From an adult educator’s standpoint, one of the first theorist’s who grabbed my attention was Vygotsky, with his ‘Social Development Theory’. Vygotsky believed that development is a lifelong process and that it is dependent on social interaction, as this directly leads to an individual’s cognitive development (Riddle and Dabbagh. 1999 [Online]).
He proposed that learning occurs in the ‘Zone of Proximal Development’ and described it as ‘the distance between the actual development level as determined by independent problem solving and the level of potential development as determined through problem solving under adult guidance or in collaboration with more capable peers’ (Vygotsky. 1978).

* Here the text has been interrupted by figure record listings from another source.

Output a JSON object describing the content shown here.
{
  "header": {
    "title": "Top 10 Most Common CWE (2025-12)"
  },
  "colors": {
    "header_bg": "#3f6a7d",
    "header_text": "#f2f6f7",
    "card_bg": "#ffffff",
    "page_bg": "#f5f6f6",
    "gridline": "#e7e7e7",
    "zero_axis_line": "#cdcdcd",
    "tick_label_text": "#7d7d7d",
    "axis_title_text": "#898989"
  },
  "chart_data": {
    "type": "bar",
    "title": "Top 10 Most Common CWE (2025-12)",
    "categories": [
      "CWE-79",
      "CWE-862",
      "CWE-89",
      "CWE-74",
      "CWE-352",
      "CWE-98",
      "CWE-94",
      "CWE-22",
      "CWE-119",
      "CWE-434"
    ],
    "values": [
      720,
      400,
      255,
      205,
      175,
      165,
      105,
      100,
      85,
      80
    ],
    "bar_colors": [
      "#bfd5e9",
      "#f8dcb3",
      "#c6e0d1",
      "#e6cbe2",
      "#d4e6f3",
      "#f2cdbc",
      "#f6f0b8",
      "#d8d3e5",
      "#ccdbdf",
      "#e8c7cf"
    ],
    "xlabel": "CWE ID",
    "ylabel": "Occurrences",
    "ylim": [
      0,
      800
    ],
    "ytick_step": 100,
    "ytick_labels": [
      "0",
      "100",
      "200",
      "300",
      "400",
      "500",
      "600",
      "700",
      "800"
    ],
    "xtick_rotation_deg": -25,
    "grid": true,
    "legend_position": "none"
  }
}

So what does that all mean? In terms of learning and change as development, this means an individual is able to best develop with the guidance, encouragement and/or collaboration of others in a socially interactive setting.
What? So this means a new starter won’t develop by sitting in a room being read information by someone else? Who would have thought!
Vygotsky’s theory says that learning and development needs to be a collaborative experience as opposed to the more traditional learning methods. For example, rather than a facilitator lecturing information to the group, the learner and facilitator should work in partnership in order to create meaning in ways that students can make their own (Hausfather. 1996).
In thinking about this in the context of my own workplace, I recalled a conversation I had with an adult learner in my previous job who said that she found her initial induction training experience to be ‘dry, boring and almost transactional’ as each speaker came in, spoke to the group about a designated topic and then left without inviting any interaction or stimulation of ones thinking about the presentation. It became monotonous and she found it was hard to recall the information presented because it was hard to remain focussed and engaged for long periods of time.
In contrast, she found the customer service training to be highly engaging due to its interactive nature. It involved group brainstorming and presentation of their ideas, role plays and quizzes. Moreover, learners were from a range of backgrounds and experiences so she also learned from listening to their customer service stories and how they dealt with particular situations. She felt that she learned much more and was able to demonstrate more key skills in this form of interactive training than when she was lectured to.
Now this isn’t rocket science, so why are we still using the same old techniques in our in-house programs?
More pertinent to my workplace, is this change in learning delivery a result of generational change i.e. Gen Y expect training to be interactive and engaging where as the boomers are happy with more traditional classroom style ‘listen and learn’ sessions? Keen to hear your thoughts.